Fransissu di u spizziali.

Je demande pardon par avance aux lecteurs incapables de lire le corse.
En pleine guerre du « C’était mieux avant ou c’est mieux aujourd’hui » certains villageois se délectent de ces textes qui relatent le passé, alors je bondis sur l’occasion de leur faire plaisir.

Francis Casanova qui se manifeste depuis peu dans les commentaires est un enfant du village, mais je ne suis pas certain de l’avoir identifié. Je vais faire comme si c’était lui.

On l’appelait Fransissu di u spizziali, Francis du pharmacien.
Je l’ai très bien connu mais il était plus ami avec mon frère qu’avec moi, j’ai donc peu de choses à raconter le concernant.
Il ne m’en voudra pas si je disais qu’on le trouvait pâlot, certains affirmaient qu’il était nourri aux vitamines par ses parents pour corriger l’anémie (Ah les mauvaises langues !), qu’ils le conservaient dans la naphtaline, beaucoup trop protecteurs à son égard. C’était une légende urbaine, sans doute. S’il fréquentait mon frère, il a dû échapper au cocooning avec quelques frasques secrètes mais je n’en sais rien. Ces petits secrets sont souvent bien gardés.

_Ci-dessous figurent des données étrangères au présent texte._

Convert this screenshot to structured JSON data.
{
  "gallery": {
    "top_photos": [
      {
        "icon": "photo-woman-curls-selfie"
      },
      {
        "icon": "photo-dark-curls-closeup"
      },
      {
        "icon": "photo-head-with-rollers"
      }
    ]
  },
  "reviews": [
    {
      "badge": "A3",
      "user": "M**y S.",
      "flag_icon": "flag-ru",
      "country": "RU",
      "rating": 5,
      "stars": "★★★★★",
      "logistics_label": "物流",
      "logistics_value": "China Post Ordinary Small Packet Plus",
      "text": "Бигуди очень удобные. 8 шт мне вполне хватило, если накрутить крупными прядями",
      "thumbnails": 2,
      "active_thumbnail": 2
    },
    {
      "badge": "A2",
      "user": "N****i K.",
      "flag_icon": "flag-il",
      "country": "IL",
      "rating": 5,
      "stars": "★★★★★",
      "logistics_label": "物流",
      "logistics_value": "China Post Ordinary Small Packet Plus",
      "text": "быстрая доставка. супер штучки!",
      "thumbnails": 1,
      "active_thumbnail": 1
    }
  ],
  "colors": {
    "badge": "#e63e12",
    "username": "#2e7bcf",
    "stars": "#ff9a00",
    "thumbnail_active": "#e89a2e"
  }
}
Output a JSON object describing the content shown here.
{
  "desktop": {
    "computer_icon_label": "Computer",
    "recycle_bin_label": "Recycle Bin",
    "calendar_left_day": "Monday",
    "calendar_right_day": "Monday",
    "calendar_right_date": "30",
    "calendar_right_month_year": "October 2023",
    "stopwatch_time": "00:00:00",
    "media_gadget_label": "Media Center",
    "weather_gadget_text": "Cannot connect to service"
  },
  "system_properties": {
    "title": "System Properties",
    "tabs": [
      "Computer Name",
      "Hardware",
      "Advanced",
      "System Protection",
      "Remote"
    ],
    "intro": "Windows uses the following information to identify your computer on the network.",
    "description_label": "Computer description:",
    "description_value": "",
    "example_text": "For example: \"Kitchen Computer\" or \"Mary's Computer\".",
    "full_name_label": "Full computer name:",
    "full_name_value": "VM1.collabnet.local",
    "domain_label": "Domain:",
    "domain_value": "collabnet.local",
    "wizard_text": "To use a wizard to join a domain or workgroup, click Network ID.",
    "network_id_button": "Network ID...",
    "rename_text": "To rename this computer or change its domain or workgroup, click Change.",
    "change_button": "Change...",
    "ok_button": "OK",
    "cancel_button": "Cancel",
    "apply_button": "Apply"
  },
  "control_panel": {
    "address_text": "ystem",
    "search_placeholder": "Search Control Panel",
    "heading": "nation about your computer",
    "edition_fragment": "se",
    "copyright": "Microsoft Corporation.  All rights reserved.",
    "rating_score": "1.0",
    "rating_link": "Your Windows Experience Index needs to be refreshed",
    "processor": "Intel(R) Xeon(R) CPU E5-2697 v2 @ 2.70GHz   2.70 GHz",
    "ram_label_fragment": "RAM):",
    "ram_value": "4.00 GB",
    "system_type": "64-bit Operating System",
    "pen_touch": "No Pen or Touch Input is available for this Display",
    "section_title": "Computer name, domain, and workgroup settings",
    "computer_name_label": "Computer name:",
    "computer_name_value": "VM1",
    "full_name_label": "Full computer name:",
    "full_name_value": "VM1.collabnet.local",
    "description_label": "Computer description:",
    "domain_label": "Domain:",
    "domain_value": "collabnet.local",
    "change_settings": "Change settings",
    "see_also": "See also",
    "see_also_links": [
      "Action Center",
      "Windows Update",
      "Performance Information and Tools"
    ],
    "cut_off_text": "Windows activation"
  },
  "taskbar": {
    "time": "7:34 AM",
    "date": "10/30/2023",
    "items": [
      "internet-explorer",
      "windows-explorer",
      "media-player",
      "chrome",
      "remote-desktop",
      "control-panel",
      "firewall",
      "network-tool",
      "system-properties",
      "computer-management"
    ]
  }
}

Je me souviens, j’en suis presque certain, qu’il fut le seul au village à se rendre à Londres pour la coupe du monde de foot en 1966.
Banks le gardien, les frères Charlton, Hunt et Cie, il en avait gardé un souvenir impérissable et nous épatait par ses récits, il en avait plein les yeux et emplissait les nôtres d’images magiques.
Le foot était notre passe temps favori, nous rêvions tous d’assister, un jour ou l’autre, à une coupe du monde. Nous nous rendions à Zonza pour voir des matches de championnat italien qui nous ne captions pas dans notre village, c’est vous dire notre passion pour le ballon rond.
Chacun y allait de sa question particulière pour assouvir sa curiosité avec l’impression d’avoir participé à la même aventure. Il faut reconnaître qu’il fit quelques envieux parmi copains et amis, fit figure de vedette un bon bout de temps, aussi.

Il me reste une anecdote concernant son père qui souhaitait vendre sa Fiat 500.
Il annonçait son intention de s’en séparer en placardant une affichette sur sa vitrine. Un habitant d’un hameau voisin semblait très intéressé et lui avait demandé combien il la vendait.
Le pharmacien, très occupé à son officine, lui répondit :
– Je ne sais pas encore, je la vendrai au prix de l’Argus, revenez demain.
Décidément très intéressé, l’homme était de retour le lendemain et l’interrogea :
– Alora, quantu ? (Alors, combien ? )
Ecoutez, je n’ai pas eu le temps, revenez demain.
Rebelote, le voilà de retour :
– Alors ?
– Ecoutez, vraiment, je suis pris par le travail et je n’ai toujours pas eu le temps…
– Si vous n’avez pas le temps, dites-moi où habite Monsieur l’Argus, j’irai le voir moi-même !

Voilà Francis, les souvenirs qui me reviennent, il y a si longtemps que tu as quitté le village.

La photo en titre appartenait à Jean Paul de Lanfranchi, c’est lui qui me l’a envoyée pour l’exposition « Ritratti paisani ». Salut JP !

PS. C’est sûr c’est bien lui, il me l’a confirmé hier soir.
J’avais déjà écrit ce texte, je le livre tel quel.